Dannii seems primarily to address the third question, without first having answered the first and the second (but with the caveat: “I won’t say the NLT is necessarily correct, but at least they tried.”).

Peter is apparently addressing question 3 (“is this really a literal translation?”), though I don’t believe that he is in favor of literal translations in the first place.

Gary’s point concerns the second question.

John seems to address the second and fourth questions. I agree with John that consistency is important, though I disagree that the ESV achieves it. The same Greek phrase appears in 1 Corinthians 12:6, but there the ESV translates, “all in everyone.” (I don’t know of any translation that offers consistency here.)


I think this expanded view of what’s going on is important for two reasons:

1. This is typical of how Bible translations are debated.

2. When we aren’t clear about which question we’re addressing, fundamental agreement (e.g., “a translation should be accurate”) ends up looking like disagreement.


April 7, 2010 - Posted by | Bible versions, translation theory | , , , , , , ,


  1. Thanks for this. Indeed I am not in favour of a literal translation. My point was really that translators need to look at your question 1, what the Greek means, before jumping to a translation, literal or otherwise.

    I like the way you used the English idiom in your title. Perhaps we should understand the literal English translations to mean “… so that, all in all, God may be.” 😉

    Comment by Peter Kirk | April 7, 2010

  2. […] Joel blows away the smoke: All in All Not Much of a Conversation […]

    Pingback by Best writing by faith bloggers | lingamish | April 7, 2010

  3. Thanks for the links, and for both clarifying and expanding the conversation!

    Your point here is quite important, and shouldn’t get overlooked:

    “4. Which published translation best represents the right answer to (3) [i.e., (3) what the Greek meant and how our judgment of a successful English translation relates to it]?”

    Theophrastus rightly suggests Barnstone’s translation as one of the best published:


    Comment by J. K. Gayle | April 7, 2010

  4. Great stuff, Joel, as usual, but let’s cut to the chase. Admit it, you like NRSV’s “so that God may be all in all.”

    Comment by John Hobbins | April 7, 2010

    • Admit it, you like NRSV’s “so that God may be all in all.”

      The first half is true.
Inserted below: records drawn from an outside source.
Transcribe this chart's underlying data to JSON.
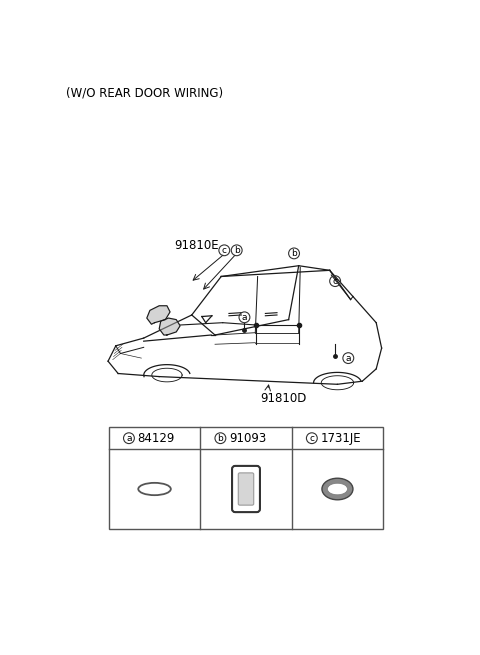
{
  "title_text": "(W/O REAR DOOR WIRING)",
  "label_91810E": "91810E",
  "label_91810D": "91810D",
  "bg_color": "#ffffff",
  "text_color": "#000000",
  "line_color": "#1a1a1a",
  "part_a_label": "a",
  "part_b_label": "b",
  "part_c_label": "c",
  "part_a_num": "84129",
  "part_b_num": "91093",
  "part_c_num": "1731JE"
}
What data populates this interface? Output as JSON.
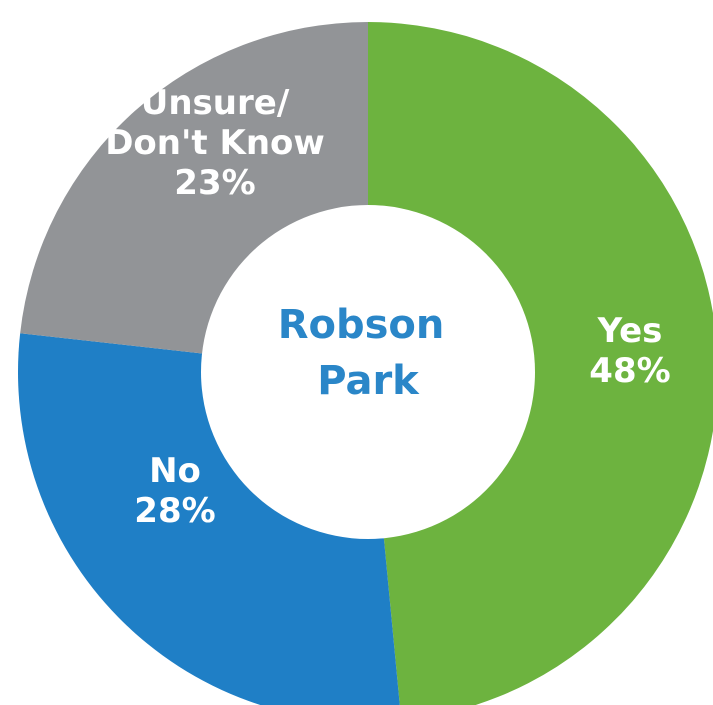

I think that the NRSV is generally unsurpassed. But in this case I think they blew it.

      Comment by Joel H. | April 8, 2010

  5. So what do you propose?

    Comment by John Hobbins | April 8, 2010

  6. I rendered it thusly (“that God may be all things in all people”), not sure if that’s much of an improvement.

    Comment by usotsuki | April 14, 2010

  7. I think the fact that #1 hasn’t been answered is the whole problem. Don’t know if it helps at all or is anywhere near being accurate, but I think sometimes we can’t get out of the box because we haven’t opened it yet. 😉

    The thrust of the passage in question is that one thing after another is put into a larger box, so to speak; things have been happening in a sequence and it had to be so. And the end result is that, if I may put it this way, God is the biggest box. Then I would express “all in all” as “everything is contained in God” or “everything winds up at God”. I know this doesn’t exactly fit the grammar, but to use another expression, “How’s that working out for you?” 🙂 I just prefer putting context first I guess.

    Comment by Paula | April 16, 2010

  8. I think the sense is, “God alone will rule, and God will rule alone.” The contrast is to God ruling by representation (ie: through Jesus). Jesus will be retired as lord. God, who temporarily tasked Jesus with the bloody task of subjugating his enemies, will terminate that office (once completed) and run things directly from the seat in the revamped Jerusalem. God’s dwelling place will be among men and he will be face to face with his people.